Is there any way that a 1.5.4 release could be made that includes the #3356 patch? That would be the best of both worlds - you can upgrade to 2.0 if you want to, or if you're unable to do that right now then you can install 1.5.4 and use the workaround until you can upgrade to 2.0.
At the moment we're stuck in a situation where we either have to stay on an old version of ASP.Net Core (and any other libraries that use Microsoft.Extensions.DependencyInjection 2.0) or upgrade our entire application to Orleans 2.0. Eventually we'll upgrade, but that's not a quick job on a large project so a release that makes the transition easier would be greatly appreciated.

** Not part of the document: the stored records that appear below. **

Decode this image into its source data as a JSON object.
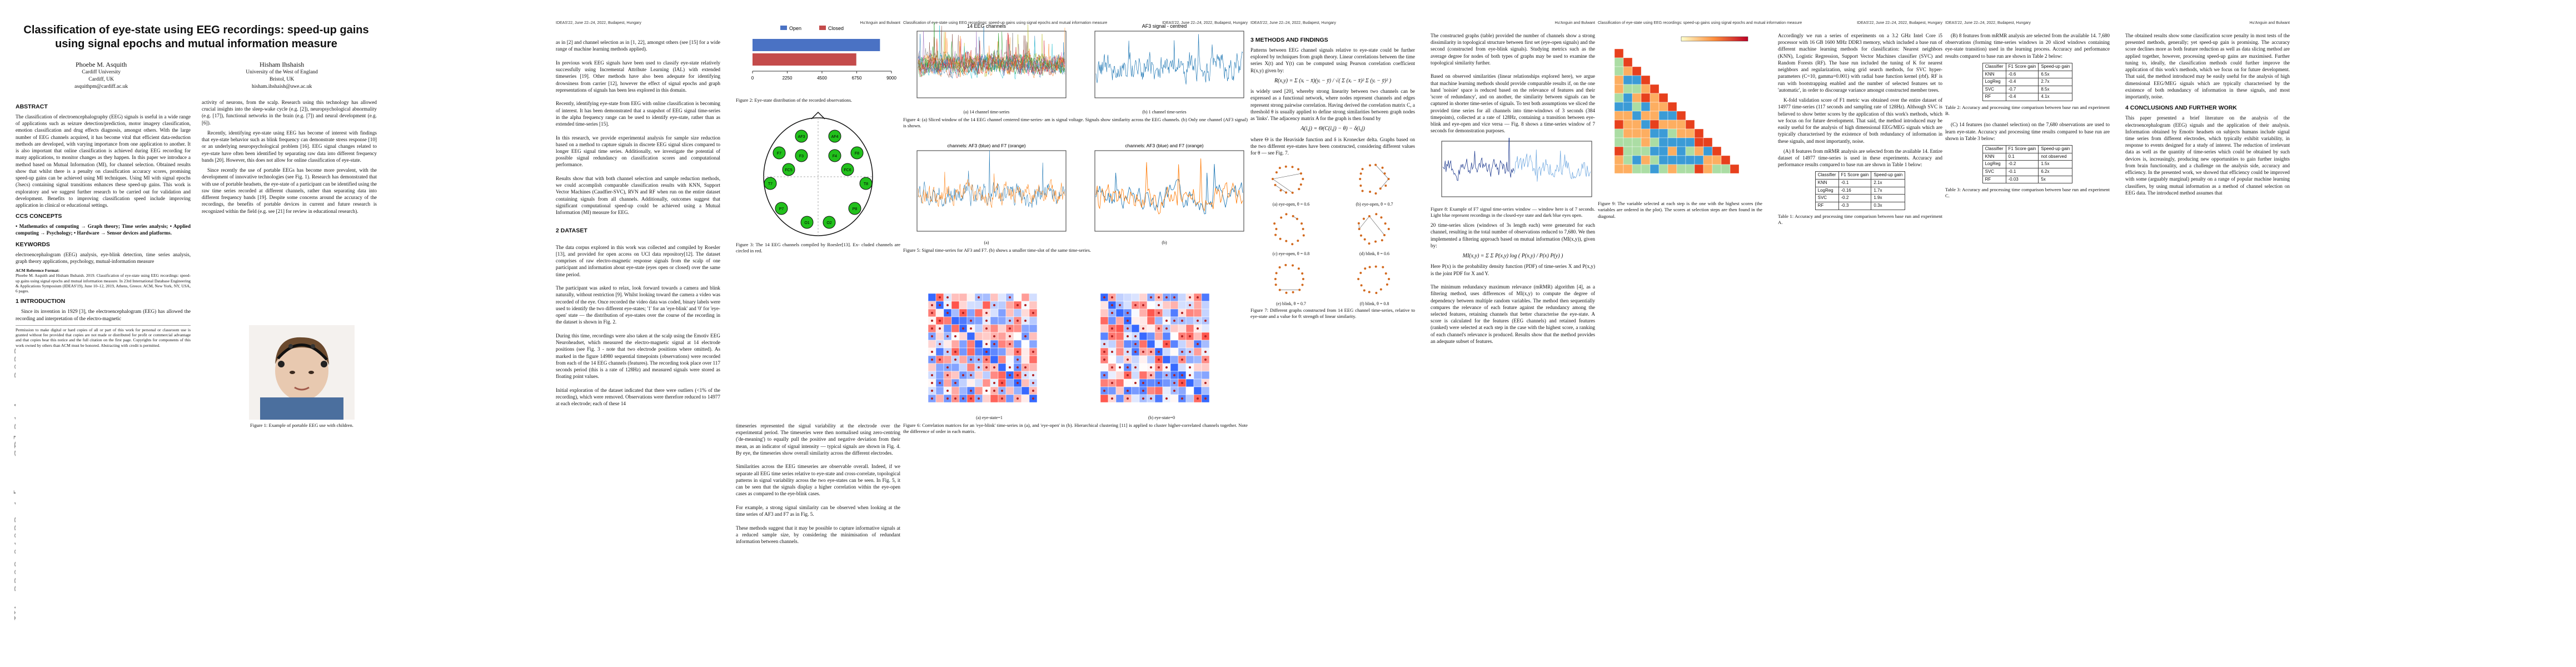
{
  "arxiv_stamp": "arXiv:2209.01023v1  [eess.SP]  31 Aug 2022",
  "running_header": {
    "conf": "IDEAS'22, June 22–24, 2022, Budapest, Hungary",
    "short_title": "Classification of eye-state using EEG recordings: speed-up gains using signal epochs and mutual information measure",
    "authors": "Hu'Anguin and Bulwant"
  },
  "page1": {
    "title": "Classification of eye-state using EEG recordings: speed-up gains using signal epochs and mutual information measure",
    "author1": {
      "name": "Phoebe M. Asquith",
      "aff": "Cardiff University",
      "city": "Cardiff, UK",
      "email": "asquithpm@cardiff.ac.uk"
    },
    "author2": {
      "name": "Hisham Ihshaish",
      "aff": "University of the West of England",
      "city": "Bristol, UK",
      "email": "hisham.ihshaish@uwe.ac.uk"
    },
    "abstract_h": "Abstract",
    "abstract": "The classification of electroencephalography (EEG) signals is useful in a wide range of applications such as seizure detection/prediction, motor imagery classification, emotion classification and drug effects diagnosis, amongst others. With the large number of EEG channels acquired, it has become vital that efficient data-reduction methods are developed, with varying importance from one application to another. It is also important that online classification is achieved during EEG recording for many applications, to monitor changes as they happen. In this paper we introduce a method based on Mutual Information (MI), for channel selection. Obtained results show that whilst there is a penalty on classification accuracy scores, promising speed-up gains can be achieved using MI techniques. Using MI with signal epochs (3secs) containing signal transitions enhances these speed-up gains. This work is exploratory and we suggest further research to be carried out for validation and development. Benefits to improving classification speed include improving application in clinical or educational settings.",
    "ccs_h": "CCS Concepts",
    "ccs": "• Mathematics of computing → Graph theory; Time series analysis; • Applied computing → Psychology; • Hardware → Sensor devices and platforms.",
    "kw_h": "Keywords",
    "kw": "electroencephalogram (EEG) analysis, eye-blink detection, time series analysis, graph theory applications, psychology, mutual-information measure",
    "acm_h": "ACM Reference Format:",
    "acm": "Phoebe M. Asquith and Hisham Ihshaish. 2019. Classification of eye-state using EEG recordings: speed-up gains using signal epochs and mutual information measure. In 23rd International Database Engineering & Applications Symposium (IDEAS'19), June 10–12, 2019, Athens, Greece. ACM, New York, NY, USA, 6 pages.",
    "intro_h": "1   Introduction",
    "intro": "Since its invention in 1929 [3], the electroencephalogram (EEG) has allowed the recording and interpretation of the electro-magnetic",
    "perm": "Permission to make digital or hard copies of all or part of this work for personal or classroom use is granted without fee provided that copies are not made or distributed for profit or commercial advantage and that copies bear this notice and the full citation on the first page. Copyrights for components of this work owned by others than ACM must be honored. Abstracting with credit is permitted.",
    "col2_a": "activity of neurons, from the scalp. Research using this technology has allowed crucial insights into the sleep-wake cycle (e.g. [2]), neuropsychological abnormality (e.g. [17]), functional networks in the brain (e.g. [7]) and neural development (e.g. [6]).",
    "col2_b": "Recently, identifying eye-state using EEG has become of interest with findings that eye-state behavior such as blink frequency can demonstrate stress response [10] or an underlying neuropsychological problem [16]. EEG signal changes related to eye-state have often been identified by separating raw data into different frequency bands [20]. However, this does not allow for online classification of eye-state.",
    "col2_c": "Since recently the use of portable EEGs has become more prevalent, with the development of innovative technologies (see Fig. 1). Research has demonstrated that with use of portable headsets, the eye-state of a participant can be identified using the raw time series recorded at different channels, rather than separating data into different frequency bands [19]. Despite some concerns around the accuracy of the recordings, the benefits of portable devices in current and future research is recognized within the field (e.g. see [21] for review in educational research).",
    "fig1_cap": "Figure 1: Example of portable EEG use with children."
  },
  "page2": {
    "c1": "as in [2] and channel selection as in [1, 22], amongst others (see [15] for a wide range of machine learning methods applied).\n\nIn previous work EEG signals have been used to classify eye-state relatively successfully using Incremental Attribute Learning (IAL) with extended timeseries [19]. Other methods have also been adequate for identifying drowsiness from carrier [12], however the effect of signal epochs and graph representations of signals has been less explored in this domain.\n\nRecently, identifying eye-state from EEG with online classification is becoming of interest. It has been demonstrated that a snapshot of EEG signal time-series in the alpha frequency range can be used to identify eye-state, rather than as extended time-series [15].\n\nIn this research, we provide experimental analysis for sample size reduction based on a method to capture signals in discrete EEG signal slices compared to longer EEG signal time series. Additionally, we investigate the potential of possible signal redundancy on classification scores and computational performance.\n\nResults show that with both channel selection and sample reduction methods, we could accomplish comparable classification results with KNN, Support Vector Machines (Caudfier-SVC), RVN and RF when run on the entire dataset containing signals from all channels. Additionally, outcomes suggest that significant computational speed-up could be achieved using a Mutual Information (MI) measure for EEG.",
    "ds_h": "2   Dataset",
    "ds": "The data corpus explored in this work was collected and compiled by Roesler [13], and provided for open access on UCI data repository[12]. The dataset comprises of raw electro-magnetic response signals from the scalp of one participant and information about eye-state (eyes open or closed) over the same time period.\n\nThe participant was asked to relax, look forward towards a camera and blink naturally, without restriction [9]. Whilst looking toward the camera a video was recorded of the eye. Once recorded the video data was coded, binary labels were used to identify the two different eye-states; '1' for an 'eye-blink' and '0' for 'eye-open' state — the distribution of eye-states over the course of the recording in the dataset is shown in Fig. 2.\n\nDuring this time, recordings were also taken at the scalp using the Emotiv EEG Neuroheadset, which measured the electro-magnetic signal at 14 electrode positions (see Fig. 3 - note that two electrode positions where omitted). As marked in the figure 14980 sequential timepoints (observations) were recorded from each of the 14 EEG channels (features). The recording took place over 117 seconds period (this is a rate of 128Hz) and measured signals were stored as floating point values.\n\nInitial exploration of the dataset indicated that there were outliers (<1% of the recording), which were removed. Observations were therefore reduced to 14977 at each electrode; each of these 14",
    "fig2": {
      "legend_open": "Open",
      "legend_closed": "Closed",
      "open_count": 8257,
      "closed_count": 6723,
      "ticks": [
        "0",
        "2250",
        "4500",
        "6750",
        "9000"
      ],
      "cap": "Figure 2: Eye-state distribution of the recorded observations."
    },
    "fig3": {
      "cap": "Figure 3: The 14 EEG channels compiled by Roesler[13]. Ex- cluded channels are circled in red.",
      "channels": [
        "AF3",
        "AF4",
        "F7",
        "F3",
        "F4",
        "F8",
        "FC5",
        "FC6",
        "T7",
        "T8",
        "P7",
        "P8",
        "O1",
        "O2"
      ]
    },
    "c2_tail": "timeseries represented the signal variability at the electrode over the experimental period. The timeseries were then normalised using zero-centring ('de-meaning') to equally pull the positive and negative deviation from their mean, as an indicator of signal intensity — typical signals are shown in Fig. 4. By eye, the timeseries show overall similarity across the different electrodes.\n\nSimilarities across the EEG timeseries are observable overall. Indeed, if we separate all EEG time series relative to eye-state and cross-correlate, topological patterns in signal variability across the two eye-states can be seen. In Fig. 5, it can be seen that the signals display a higher correlation within the eye-open cases as compared to the eye-blink cases.\n\nFor example, a strong signal similarity can be observed when looking at the time series of AF3 and F7 as in Fig. 5.\n\nThese methods suggest that it may be possible to capture informative signals at a reduced sample size, by considering the minimisation of redundant information between channels."
  },
  "page3": {
    "fig4a_title": "14 EEG channels",
    "fig4b_title": "AF3 signal - centred",
    "fig4a_sub": "(a) 14 channel time-series",
    "fig4b_sub": "(b) 1 channel time-series",
    "fig4_cap": "Figure 4: (a) Sliced window of the 14 EEG channel centered time-series- am is signal voltage. Signals show similarity across the EEG channels. (b) Only one channel (AF3 signal) is shown.",
    "fig5a_title": "channels: AF3 (blue) and F7 (orange)",
    "fig5b_title": "channels: AF3 (blue) and F7 (orange)",
    "fig5a_sub": "(a)",
    "fig5b_sub": "(b)",
    "fig5_cap": "Figure 5: Signal time-series for AF3 and F7. (b) shows a smaller time-slot of the same time-series.",
    "fig6a_sub": "(a) eye-state=1",
    "fig6b_sub": "(b) eye-state=0",
    "fig6_cap": "Figure 6: Correlation matrices for an 'eye-blink' time-series in (a), and 'eye-open' in (b). Hierarchical clustering [11] is applied to cluster higher-correlated channels together. Note the difference of order in each matrix."
  },
  "page4": {
    "methods_h": "3   Methods and Findings",
    "m1": "Patterns between EEG channel signals relative to eye-state could be further explored by techniques from graph theory. Linear correlations between the time series X(t) and Y(t) can be computed using Pearson correlation coefficient R(x,y) given by:",
    "eq1": "R(x,y) = Σ (xᵢ − x̄)(yᵢ − ȳ) / √( Σ (xᵢ − x̄)² Σ (yᵢ − ȳ)² )",
    "m2": "is widely used [20], whereby strong linearity between two channels can be expressed as a functional network, where nodes represent channels and edges represent strong pairwise correlation. Having derived the correlation matrix C, a threshold θ is usually applied to define strong similarities between graph nodes as 'links'. The adjacency matrix A for the graph is then found by",
    "eq2": "A(i,j) = Θ(C(i,j) − θ) − δ(i,j)",
    "m3": "where Θ is the Heaviside function and δ is Kronecker delta. Graphs based on the two different eye-states have been constructed, considering different values for θ — see Fig. 7.",
    "g_subs": [
      "(a) eye-open, θ = 0.6",
      "(b) eye-open, θ = 0.7",
      "(c) eye-open, θ = 0.8",
      "(d) blink, θ = 0.6",
      "(e) blink, θ = 0.7",
      "(f) blink, θ = 0.8"
    ],
    "fig7_cap": "Figure 7: Different graphs constructed from 14 EEG channel time-series, relative to eye-state and a value for θ: strength of linear similarity.",
    "c2a": "The constructed graphs (table) provided the number of channels show a strong dissimilarity in topological structure between first set (eye-open signals) and the second (constructed from eye-blink signals). Studying metrics such as the average degree for nodes of both types of graphs may be used to examine the topological similarity further.\n\nBased on observed similarities (linear relationships explored here), we argue that machine learning methods should provide comparable results if, on the one hand 'noisier' space is reduced based on the relevance of features and their 'score of redundancy', and on another, the similarity between signals can be captured in shorter time-series of signals. To test both assumptions we sliced the provided time series for all channels into time-windows of 3 seconds (384 timepoints), collected at a rate of 128Hz, containing a transition between eye-blink and eye-open and vice versa — Fig. 8 shows a time-series window of 7 seconds for demonstration purposes.",
    "fig8_cap": "Figure 8: Example of F7 signal time-series window — window here is of 7 seconds. Light blue represent recordings in the closed-eye state and dark blue eyes open.",
    "c2b": "20 time-series slices (windows of 3s length each) were generated for each channel, resulting in the total number of observations reduced to 7,680. We then implemented a filtering approach based on mutual information (MI(x,y)), given by:",
    "eq3": "MI(x,y) = Σ Σ P(x,y) log ( P(x,y) / P(x) P(y) )",
    "c2c": "Here P(x) is the probability density function (PDF) of time-series X and P(x,y) is the joint PDF for X and Y.\n\nThe minimum redundancy maximum relevance (mRMR) algorithm [4], as a filtering method, uses differences of MI(x,y) to compute the degree of dependency between multiple random variables. The method then sequentially compares the relevance of each feature against the redundancy among the selected features, retaining channels that better characterise the eye-state. A score is calculated for the features (EEG channels) and retained features (ranked) were selected at each step in the case with the highest score, a ranking of each channel's relevance is produced. Results show that the method provides an adequate subset of features."
  },
  "page5": {
    "fig9_cap": "Figure 9: The variable selected at each step is the one with the highest scores (the variables are ordered in the plot). The scores at selection steps are then found in the diagonal.",
    "p1": "Accordingly we run a series of experiments on a 3.2 GHz Intel Core i5 processor with 16 GB 1600 MHz DDR3 memory, which included a base run of different machine learning methods for classification: Nearest neighbors (KNN), Logistic Regression, Support Vector Machines classifier (SVC) and Random Forests (RF). The base run included the tuning of K for nearest neighbors and regularization, using grid search methods, for SVC hyper-parameters (C=10, gamma=0.001) with radial base function kernel (rbf). RF is run with bootstrapping enabled and the number of selected features set to 'automatic', in order to discourage variance amongst constructed member trees.",
    "p2": "K-fold validation score of F1 metric was obtained over the entire dataset of 14977 time-series (117 seconds and sampling rate of 128Hz). Although SVC is believed to show better scores by the application of this work's methods, which we focus on for future development. That said, the method introduced may be easily useful for the analysis of high dimensional EEG/MEG signals which are typically characterised by the existence of both redundancy of information in these signals, and most importantly, noise.",
    "a_item": "(A) 8 features from mRMR analysis are selected from the available 14. Entire dataset of 14977 time-series is used in these experiments. Accuracy and performance results compared to base run are shown in Table 1 below:",
    "table1": {
      "headers": [
        "Classifier",
        "F1 Score gain",
        "Speed-up gain"
      ],
      "rows": [
        [
          "KNN",
          "-0.1",
          "2.1x"
        ],
        [
          "LogReg",
          "-0.16",
          "1.7x"
        ],
        [
          "SVC",
          "-0.2",
          "1.9x"
        ],
        [
          "RF",
          "-0.3",
          "0.3x"
        ]
      ]
    },
    "table1_cap": "Table 1: Accuracy and processing time comparison between base run and experiment A."
  },
  "page6": {
    "b_item": "(B) 8 features from mRMR analysis are selected from the available 14. 7,680 observations (forming time-series windows in 20 sliced windows containing eye-state transition) used in the learning process. Accuracy and performance results compared to base run are shown in Table 2 below:",
    "table2": {
      "headers": [
        "Classifier",
        "F1 Score gain",
        "Speed-up gain"
      ],
      "rows": [
        [
          "KNN",
          "-0.6",
          "6.5x"
        ],
        [
          "LogReg",
          "-0.4",
          "2.7x"
        ],
        [
          "SVC",
          "-0.7",
          "8.5x"
        ],
        [
          "RF",
          "-0.4",
          "4.1x"
        ]
      ]
    },
    "table2_cap": "Table 2: Accuracy and processing time comparison between base run and experiment B.",
    "c_item": "(C) 14 features (no channel selection) on the 7,680 observations are used to learn eye-state. Accuracy and processing time results compared to base run are shown in Table 3 below:",
    "table3": {
      "headers": [
        "Classifier",
        "F1 Score gain",
        "Speed-up gain"
      ],
      "rows": [
        [
          "KNN",
          "0.1",
          "not observed"
        ],
        [
          "LogReg",
          "-0.2",
          "1.5x"
        ],
        [
          "SVC",
          "-0.1",
          "6.2x"
        ],
        [
          "RF",
          "-0.03",
          "5x"
        ]
      ]
    },
    "table3_cap": "Table 3: Accuracy and processing time comparison between base run and experiment C.",
    "p1": "The obtained results show some classification score penalty in most tests of the presented methods, generally; yet speed-up gain is promising. The accuracy score declines more as both feature reduction as well as data slicing method are applied together, however, processing speed-up gains are maximised. Further tuning to, ideally, the classification methods could further improve the application of this work's methods, which we focus on for future development. That said, the method introduced may be easily useful for the analysis of high dimensional EEG/MEG signals which are typically characterised by the existence of both redundancy of information in these signals, and most importantly, noise.",
    "conc_h": "4   Conclusions and Further Work",
    "p2": "This paper presented a brief literature on the analysis of the electroencephalogram (EEG) signals and the application of their analysis. Information obtained by Emotiv headsets on subjects humans include signal time series from different electrodes, which typically exhibit variability, in response to events designed for a study of interest. The reduction of irrelevant data as well as the quantity of time-series which could be obtained by such devices is, increasingly, producing new opportunities to gain further insights from brain functionality, and a challenge on the analysis side, accuracy and efficiency. In the presented work, we showed that efficiency could be improved with some (arguably marginal) penalty on a range of popular machine learning classifiers, by using mutual information as a method of channel selection on EEG data. The introduced method assumes that"
  }
}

I'm having this issue, too. But when I downgrade I instead start getting a FileNotFoundException on System.Runtime...

@eckerdj7 Can you open a separate issue with more details? I suspect your case might be different, as you are using 2.0, right?
@sergeybykov No, this was using 1.5 also. This was just on a test project I setup trying to figure out my other issue I had, which you guys just helped me solve. But I was hoping to use that one for testing other things still. Should I still open a new issue for it?
@eckerdj7 If that was with 1.5, then I don't see a point in opening another issue.